Enterprises are going to be on the hunt for security professionals with the skills and certifications required to embrace the explosive demand for mobile devices and the cocktail of mobile security threats associated with them, according to several security industry career experts.
If I had those skills, or had the capacity to develop those skills, that would be an area I would absolutely consider developing. I think there’s quite a job market there in the next year or two.
Jeff Snyder, president, SecurityRecruiter.com
Security job recruiters and career advisors predict that in 2012 the swelling attraction to smartphones, tablets and other mobile devices will trigger substantial growth in jobs requiring IT security expertise. In particular, organizations are keen to nail down applicants with skill sets related to developing and maintaining mobile app security and enforcing mobile device security policies, according to Jeff Snyder, president of Woodland Park, Colo.-based SecurityRecruiter.com.
“The applications are now being written for mobile devices, and that brings up some different issues,” Snyder said.
Enterprises have been too focused on network security issues over the last few decades and as a result, according to Snyder, few organizations have spent enough time on creating secure applications.
“That’s where a lot of the vulnerabilities lie,” Snyder said. While secure application development has improved, other experts acknowledge that many firms lack enough developers skilled in creating secure Web applications and far fewer have the staff knowledgeable in creating hardened mobile applications.

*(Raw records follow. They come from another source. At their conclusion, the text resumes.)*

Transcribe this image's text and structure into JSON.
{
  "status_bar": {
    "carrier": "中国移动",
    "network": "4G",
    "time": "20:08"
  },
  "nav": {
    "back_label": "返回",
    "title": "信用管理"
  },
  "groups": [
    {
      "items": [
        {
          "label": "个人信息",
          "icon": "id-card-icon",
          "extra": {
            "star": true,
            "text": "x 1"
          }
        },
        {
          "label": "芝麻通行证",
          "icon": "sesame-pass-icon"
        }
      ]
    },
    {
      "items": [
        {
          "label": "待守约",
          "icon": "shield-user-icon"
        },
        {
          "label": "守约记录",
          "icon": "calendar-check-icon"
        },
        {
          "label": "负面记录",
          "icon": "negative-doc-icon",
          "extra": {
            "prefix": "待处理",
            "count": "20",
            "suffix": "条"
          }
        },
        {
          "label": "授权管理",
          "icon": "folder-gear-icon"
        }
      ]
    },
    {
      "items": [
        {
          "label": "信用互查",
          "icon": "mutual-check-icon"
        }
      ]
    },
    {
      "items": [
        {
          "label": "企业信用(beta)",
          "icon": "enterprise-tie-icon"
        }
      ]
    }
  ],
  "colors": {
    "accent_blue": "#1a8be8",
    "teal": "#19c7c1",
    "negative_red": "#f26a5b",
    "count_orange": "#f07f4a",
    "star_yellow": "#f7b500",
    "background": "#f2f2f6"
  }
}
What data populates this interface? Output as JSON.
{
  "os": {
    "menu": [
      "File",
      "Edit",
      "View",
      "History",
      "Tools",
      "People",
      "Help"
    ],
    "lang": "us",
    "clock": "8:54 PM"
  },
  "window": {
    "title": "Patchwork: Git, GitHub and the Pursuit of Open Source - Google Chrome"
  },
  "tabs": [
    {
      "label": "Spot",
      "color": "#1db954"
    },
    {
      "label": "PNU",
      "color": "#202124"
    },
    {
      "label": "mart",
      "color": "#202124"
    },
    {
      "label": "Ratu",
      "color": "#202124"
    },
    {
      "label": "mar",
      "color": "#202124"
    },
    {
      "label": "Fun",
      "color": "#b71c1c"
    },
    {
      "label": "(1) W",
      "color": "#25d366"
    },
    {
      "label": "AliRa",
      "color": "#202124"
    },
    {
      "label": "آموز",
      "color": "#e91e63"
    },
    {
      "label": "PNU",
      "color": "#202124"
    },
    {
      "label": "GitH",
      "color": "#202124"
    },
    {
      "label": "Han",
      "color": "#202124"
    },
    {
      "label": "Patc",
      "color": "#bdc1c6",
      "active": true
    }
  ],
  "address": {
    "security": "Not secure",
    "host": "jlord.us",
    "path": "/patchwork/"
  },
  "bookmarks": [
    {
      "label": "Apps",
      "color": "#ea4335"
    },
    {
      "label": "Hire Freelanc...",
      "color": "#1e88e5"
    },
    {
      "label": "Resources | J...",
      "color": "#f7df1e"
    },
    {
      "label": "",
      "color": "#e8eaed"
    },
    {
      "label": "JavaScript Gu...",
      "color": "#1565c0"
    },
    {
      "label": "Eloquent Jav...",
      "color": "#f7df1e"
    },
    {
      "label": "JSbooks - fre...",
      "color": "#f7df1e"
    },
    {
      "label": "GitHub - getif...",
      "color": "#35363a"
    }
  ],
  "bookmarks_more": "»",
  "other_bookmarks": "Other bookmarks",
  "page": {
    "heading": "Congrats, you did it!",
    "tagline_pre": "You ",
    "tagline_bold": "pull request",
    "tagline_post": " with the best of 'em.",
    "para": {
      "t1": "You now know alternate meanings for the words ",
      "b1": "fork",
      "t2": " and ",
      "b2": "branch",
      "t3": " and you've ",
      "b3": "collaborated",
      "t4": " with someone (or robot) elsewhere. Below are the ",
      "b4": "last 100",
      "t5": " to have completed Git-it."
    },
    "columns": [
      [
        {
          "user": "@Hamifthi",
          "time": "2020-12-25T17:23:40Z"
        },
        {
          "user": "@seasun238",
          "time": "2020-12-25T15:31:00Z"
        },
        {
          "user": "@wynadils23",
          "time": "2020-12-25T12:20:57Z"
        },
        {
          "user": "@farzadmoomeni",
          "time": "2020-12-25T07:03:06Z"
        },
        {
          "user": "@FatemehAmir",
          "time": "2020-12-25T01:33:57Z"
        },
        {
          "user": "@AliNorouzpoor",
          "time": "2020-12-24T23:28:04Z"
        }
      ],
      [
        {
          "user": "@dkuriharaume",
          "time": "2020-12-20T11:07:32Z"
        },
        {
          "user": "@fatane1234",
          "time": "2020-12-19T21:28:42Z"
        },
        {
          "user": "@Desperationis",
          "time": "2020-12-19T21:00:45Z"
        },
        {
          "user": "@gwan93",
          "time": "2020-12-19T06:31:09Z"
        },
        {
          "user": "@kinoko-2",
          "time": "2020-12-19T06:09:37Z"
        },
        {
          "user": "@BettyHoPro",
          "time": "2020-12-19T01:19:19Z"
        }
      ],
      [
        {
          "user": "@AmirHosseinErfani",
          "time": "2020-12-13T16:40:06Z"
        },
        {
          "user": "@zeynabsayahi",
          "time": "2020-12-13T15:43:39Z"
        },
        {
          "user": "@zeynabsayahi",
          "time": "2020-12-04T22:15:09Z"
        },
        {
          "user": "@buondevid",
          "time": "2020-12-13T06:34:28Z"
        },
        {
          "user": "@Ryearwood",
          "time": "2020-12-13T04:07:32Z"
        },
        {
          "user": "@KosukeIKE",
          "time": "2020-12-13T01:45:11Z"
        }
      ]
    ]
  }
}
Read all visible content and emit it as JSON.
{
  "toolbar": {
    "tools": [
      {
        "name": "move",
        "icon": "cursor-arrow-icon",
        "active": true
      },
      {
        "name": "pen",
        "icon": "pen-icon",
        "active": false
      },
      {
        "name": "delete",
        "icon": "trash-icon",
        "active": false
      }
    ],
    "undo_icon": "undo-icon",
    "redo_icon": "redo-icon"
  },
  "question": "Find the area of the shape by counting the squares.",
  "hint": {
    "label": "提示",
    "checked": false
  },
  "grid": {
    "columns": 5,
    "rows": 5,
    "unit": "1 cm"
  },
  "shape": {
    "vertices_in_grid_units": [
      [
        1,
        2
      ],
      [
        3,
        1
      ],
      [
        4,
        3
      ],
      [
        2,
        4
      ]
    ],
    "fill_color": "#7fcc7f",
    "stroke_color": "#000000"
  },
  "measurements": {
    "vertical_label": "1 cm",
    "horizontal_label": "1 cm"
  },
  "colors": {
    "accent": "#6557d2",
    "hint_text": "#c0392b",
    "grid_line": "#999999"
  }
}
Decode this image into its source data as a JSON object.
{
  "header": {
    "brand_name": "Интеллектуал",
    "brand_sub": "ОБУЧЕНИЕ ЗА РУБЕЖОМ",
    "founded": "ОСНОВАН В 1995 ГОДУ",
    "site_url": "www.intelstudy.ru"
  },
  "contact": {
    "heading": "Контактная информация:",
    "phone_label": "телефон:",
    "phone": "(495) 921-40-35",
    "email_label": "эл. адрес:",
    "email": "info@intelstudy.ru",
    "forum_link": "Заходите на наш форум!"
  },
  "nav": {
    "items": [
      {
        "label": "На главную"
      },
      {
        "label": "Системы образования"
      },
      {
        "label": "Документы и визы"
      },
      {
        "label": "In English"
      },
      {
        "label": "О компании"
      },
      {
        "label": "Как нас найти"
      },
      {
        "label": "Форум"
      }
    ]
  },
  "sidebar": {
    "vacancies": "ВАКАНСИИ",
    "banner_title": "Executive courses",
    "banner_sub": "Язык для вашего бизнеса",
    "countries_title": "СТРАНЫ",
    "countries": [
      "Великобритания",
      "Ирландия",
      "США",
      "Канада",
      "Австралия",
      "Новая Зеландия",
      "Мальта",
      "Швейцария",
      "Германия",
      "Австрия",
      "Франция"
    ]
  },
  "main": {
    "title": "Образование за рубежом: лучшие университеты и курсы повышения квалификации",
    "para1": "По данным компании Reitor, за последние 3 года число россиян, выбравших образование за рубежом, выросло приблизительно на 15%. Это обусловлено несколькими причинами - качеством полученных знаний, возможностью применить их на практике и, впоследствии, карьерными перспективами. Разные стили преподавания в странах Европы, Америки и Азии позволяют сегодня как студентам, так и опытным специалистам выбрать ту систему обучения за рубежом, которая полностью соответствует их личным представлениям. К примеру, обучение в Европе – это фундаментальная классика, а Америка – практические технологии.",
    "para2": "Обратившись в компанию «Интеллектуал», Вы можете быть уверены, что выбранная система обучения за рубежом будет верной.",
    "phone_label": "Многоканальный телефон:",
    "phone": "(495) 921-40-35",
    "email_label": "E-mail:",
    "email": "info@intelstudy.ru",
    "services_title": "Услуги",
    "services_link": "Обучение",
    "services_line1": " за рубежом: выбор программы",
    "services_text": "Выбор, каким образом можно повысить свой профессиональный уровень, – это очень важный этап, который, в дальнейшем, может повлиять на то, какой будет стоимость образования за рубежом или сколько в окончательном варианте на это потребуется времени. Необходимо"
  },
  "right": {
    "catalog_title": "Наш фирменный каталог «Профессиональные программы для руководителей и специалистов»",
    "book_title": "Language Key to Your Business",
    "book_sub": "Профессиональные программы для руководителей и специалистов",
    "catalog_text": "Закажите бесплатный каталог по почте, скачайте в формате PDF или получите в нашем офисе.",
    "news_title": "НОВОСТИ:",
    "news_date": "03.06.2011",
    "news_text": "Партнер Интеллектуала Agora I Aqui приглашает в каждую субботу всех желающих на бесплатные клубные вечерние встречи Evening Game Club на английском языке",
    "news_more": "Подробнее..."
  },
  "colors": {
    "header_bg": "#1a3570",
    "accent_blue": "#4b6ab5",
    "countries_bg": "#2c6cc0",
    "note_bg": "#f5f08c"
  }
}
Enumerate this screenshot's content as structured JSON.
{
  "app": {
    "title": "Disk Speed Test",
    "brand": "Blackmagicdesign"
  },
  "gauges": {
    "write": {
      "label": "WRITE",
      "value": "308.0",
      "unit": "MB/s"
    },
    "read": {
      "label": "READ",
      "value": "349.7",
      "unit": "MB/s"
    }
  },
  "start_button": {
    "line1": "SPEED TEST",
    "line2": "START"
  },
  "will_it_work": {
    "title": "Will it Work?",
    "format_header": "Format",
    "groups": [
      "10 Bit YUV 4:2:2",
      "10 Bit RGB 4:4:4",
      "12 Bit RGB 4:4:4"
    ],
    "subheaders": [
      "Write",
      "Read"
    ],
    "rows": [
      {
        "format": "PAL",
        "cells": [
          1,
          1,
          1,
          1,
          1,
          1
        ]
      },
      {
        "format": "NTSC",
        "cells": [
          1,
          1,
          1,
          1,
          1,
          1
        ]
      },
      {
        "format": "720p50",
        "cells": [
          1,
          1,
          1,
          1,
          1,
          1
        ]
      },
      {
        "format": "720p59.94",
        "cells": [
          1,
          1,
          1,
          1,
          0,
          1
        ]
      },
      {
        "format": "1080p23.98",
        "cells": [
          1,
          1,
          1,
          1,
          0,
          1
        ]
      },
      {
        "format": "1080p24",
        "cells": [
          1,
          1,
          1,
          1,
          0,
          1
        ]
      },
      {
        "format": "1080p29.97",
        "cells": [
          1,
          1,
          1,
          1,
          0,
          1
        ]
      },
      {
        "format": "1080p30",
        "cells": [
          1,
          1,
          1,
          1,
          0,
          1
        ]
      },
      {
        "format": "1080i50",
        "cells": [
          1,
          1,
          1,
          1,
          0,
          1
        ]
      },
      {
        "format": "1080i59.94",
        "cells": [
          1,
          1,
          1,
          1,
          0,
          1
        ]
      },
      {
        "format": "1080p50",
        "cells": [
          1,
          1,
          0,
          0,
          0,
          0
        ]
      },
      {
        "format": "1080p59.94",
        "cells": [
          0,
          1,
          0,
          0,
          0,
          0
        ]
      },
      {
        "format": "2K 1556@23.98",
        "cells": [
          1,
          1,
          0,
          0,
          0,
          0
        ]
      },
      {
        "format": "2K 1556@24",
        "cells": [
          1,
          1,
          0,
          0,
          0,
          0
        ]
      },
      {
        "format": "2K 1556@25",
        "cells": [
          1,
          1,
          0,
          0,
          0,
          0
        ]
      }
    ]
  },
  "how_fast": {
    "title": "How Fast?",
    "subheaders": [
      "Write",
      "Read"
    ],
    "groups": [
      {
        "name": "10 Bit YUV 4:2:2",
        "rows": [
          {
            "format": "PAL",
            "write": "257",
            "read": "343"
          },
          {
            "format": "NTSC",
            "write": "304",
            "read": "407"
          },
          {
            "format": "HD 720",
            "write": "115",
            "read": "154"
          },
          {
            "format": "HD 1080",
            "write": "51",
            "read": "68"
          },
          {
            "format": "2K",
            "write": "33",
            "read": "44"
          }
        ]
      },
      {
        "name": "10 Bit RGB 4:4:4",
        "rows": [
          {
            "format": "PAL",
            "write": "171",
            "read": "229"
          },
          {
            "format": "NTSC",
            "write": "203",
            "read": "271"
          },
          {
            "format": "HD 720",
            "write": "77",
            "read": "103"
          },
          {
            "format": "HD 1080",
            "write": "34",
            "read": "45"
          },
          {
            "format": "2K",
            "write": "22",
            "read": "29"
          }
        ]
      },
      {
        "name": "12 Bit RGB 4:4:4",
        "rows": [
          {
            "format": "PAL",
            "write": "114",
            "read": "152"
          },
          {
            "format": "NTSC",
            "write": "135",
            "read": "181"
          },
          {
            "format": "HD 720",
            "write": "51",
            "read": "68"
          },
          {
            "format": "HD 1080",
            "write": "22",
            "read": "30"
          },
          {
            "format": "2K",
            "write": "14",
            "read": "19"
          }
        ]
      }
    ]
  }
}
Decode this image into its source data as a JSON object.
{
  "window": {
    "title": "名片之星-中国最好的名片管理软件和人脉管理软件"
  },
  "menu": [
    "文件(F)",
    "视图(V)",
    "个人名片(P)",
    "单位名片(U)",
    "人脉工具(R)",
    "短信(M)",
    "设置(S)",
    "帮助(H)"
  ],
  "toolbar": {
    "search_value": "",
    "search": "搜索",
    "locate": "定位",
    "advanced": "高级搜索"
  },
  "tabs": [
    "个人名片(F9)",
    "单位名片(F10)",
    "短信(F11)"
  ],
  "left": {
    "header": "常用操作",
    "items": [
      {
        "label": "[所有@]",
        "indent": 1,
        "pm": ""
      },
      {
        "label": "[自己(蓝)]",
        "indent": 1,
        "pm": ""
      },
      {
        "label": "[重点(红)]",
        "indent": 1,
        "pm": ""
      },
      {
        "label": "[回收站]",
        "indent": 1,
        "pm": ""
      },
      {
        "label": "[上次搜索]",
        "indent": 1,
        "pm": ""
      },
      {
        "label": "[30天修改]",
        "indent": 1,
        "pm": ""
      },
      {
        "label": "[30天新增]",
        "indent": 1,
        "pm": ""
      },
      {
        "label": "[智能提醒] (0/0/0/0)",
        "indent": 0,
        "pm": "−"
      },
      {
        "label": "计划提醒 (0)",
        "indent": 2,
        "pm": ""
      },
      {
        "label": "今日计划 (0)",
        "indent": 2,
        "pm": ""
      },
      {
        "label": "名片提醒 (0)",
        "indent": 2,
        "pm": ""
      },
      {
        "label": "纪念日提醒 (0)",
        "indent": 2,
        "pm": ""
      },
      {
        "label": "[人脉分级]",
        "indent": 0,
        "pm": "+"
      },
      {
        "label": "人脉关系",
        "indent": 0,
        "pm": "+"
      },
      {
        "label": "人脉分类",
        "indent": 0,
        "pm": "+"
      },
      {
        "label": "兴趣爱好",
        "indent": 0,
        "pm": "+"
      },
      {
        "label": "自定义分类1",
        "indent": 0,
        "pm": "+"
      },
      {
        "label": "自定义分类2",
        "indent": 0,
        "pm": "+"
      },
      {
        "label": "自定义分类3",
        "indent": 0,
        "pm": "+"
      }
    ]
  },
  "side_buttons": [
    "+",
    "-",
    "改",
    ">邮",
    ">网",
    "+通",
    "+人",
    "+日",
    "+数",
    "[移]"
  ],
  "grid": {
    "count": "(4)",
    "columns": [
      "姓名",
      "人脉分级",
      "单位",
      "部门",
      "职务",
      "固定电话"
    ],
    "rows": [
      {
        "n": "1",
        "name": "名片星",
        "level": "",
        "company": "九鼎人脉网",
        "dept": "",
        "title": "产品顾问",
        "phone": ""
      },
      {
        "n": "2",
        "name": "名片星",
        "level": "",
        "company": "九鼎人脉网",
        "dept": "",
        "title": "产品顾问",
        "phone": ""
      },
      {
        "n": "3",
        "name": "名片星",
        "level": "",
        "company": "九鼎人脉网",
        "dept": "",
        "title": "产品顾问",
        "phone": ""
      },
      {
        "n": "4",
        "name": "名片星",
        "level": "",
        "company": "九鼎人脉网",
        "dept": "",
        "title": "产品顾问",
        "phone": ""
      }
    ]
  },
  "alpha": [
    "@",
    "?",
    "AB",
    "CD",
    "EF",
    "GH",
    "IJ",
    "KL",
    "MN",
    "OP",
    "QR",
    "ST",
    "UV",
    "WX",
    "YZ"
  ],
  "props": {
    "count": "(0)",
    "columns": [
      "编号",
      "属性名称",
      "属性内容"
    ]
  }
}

Job recruiters and career advisors say application security has remained a sought after career path for decades, and those looking for career advancement may want to hone their skills in mobile security. Many enterprises are wild to implement Google Android and Apple iOS mobile applications that enable employees to log into company systems as well as engage customers with mobile apps. As a result, this stampede is leading toward a lack of mobile secure coding expertise, Snyder said.
“If I had those skills, or had the capacity to develop those skills, that would be an area I would absolutely consider developing. I think there’s quite a job market there in the next year or two,” Snyder said. “There are not a lot of people out there who have that experience.”
Enterprises have been slow to come to terms with and provide for the wave of security measures necessitated by smartphones and other mobile devices connecting to the corporate network, said David Foote, CEO and co-founder of independent research and analysis firm Foote Partners LLC. Now is the time for enterprises to plan ahead; and as many have not, the ramifications within the security job market will be huge, Foot said.
”I cannot fathom how little they really understand of how serious this is coming at them,” Foote said.
New technology, no matter what it is, has security ramifications, said Lee Kushner, recruitment expert and CEO of L. J. Kushner and Associates. Technology is constantly evolving and surging forward, sending enterprises scrambling and opening gateways for incredible industry and employment opportunities, Lee said.
“If these times have taught anybody anything, it’s the importance to reinvest in your career and continue to grow and push yourselves,” Lee said.
So what exactly is it that security recruiters are searching for as they look to hire during this mobile revolution? Recruiters recommend the path to cybersecurity career success is found by having a well-rounded skill set and the ability to communicate effectively in a business environment.
“If you want to stand out, go do the things most people don’t do; learn how to speak; learn how to write; things a computer science education didn’t advent,” Snyder advised.
The technical computing world and the business world are crossing paths more frequently, and with mobile technology taking over the way enterprises operate, the line that separates the two is greyer than ever, Foote said.
“What companies come to me for is generally to find those people who are technologists, but they’re also very savvy business people,” Snyder said.
IT security professionals need to know as much as possible about the structure and practices of the business at stake, the career experts said. When security pros are truly seeking to elevate themselves within their field, increasing business and industry knowledge is the surest path, Snyder said.
“When companies are using a search firm to fill a position, then they’re going to usually expect that a candidate’s going to have industry experience,” he said. “In other words, if it’s a bank, they want someone who’s coming out of a bank; if it’s a retailer, they want someone coming out of retail; and if somebody’s going after that job on their own, then the bar isn’t usually sent quite as high.”
The security profession is becoming increasingly unilateral, spreading across boundaries and seeping into all factions of trade; mobile technology is accelerating this process, Foote said. Millions of IT professionals are employed who don’t have traditional job titles, according to Foote. Despite lacking these customary classifications, when questioned, hiring managers often say they selected an employee because of their great IT skills, he said.
The secret lies in “being able to demonstrate you’ve continually grown and invested in your career, and you have an aptitude to kind of be able to evolve; it’s those types of folks who are winning the most highly sought after roles,” Kushner said.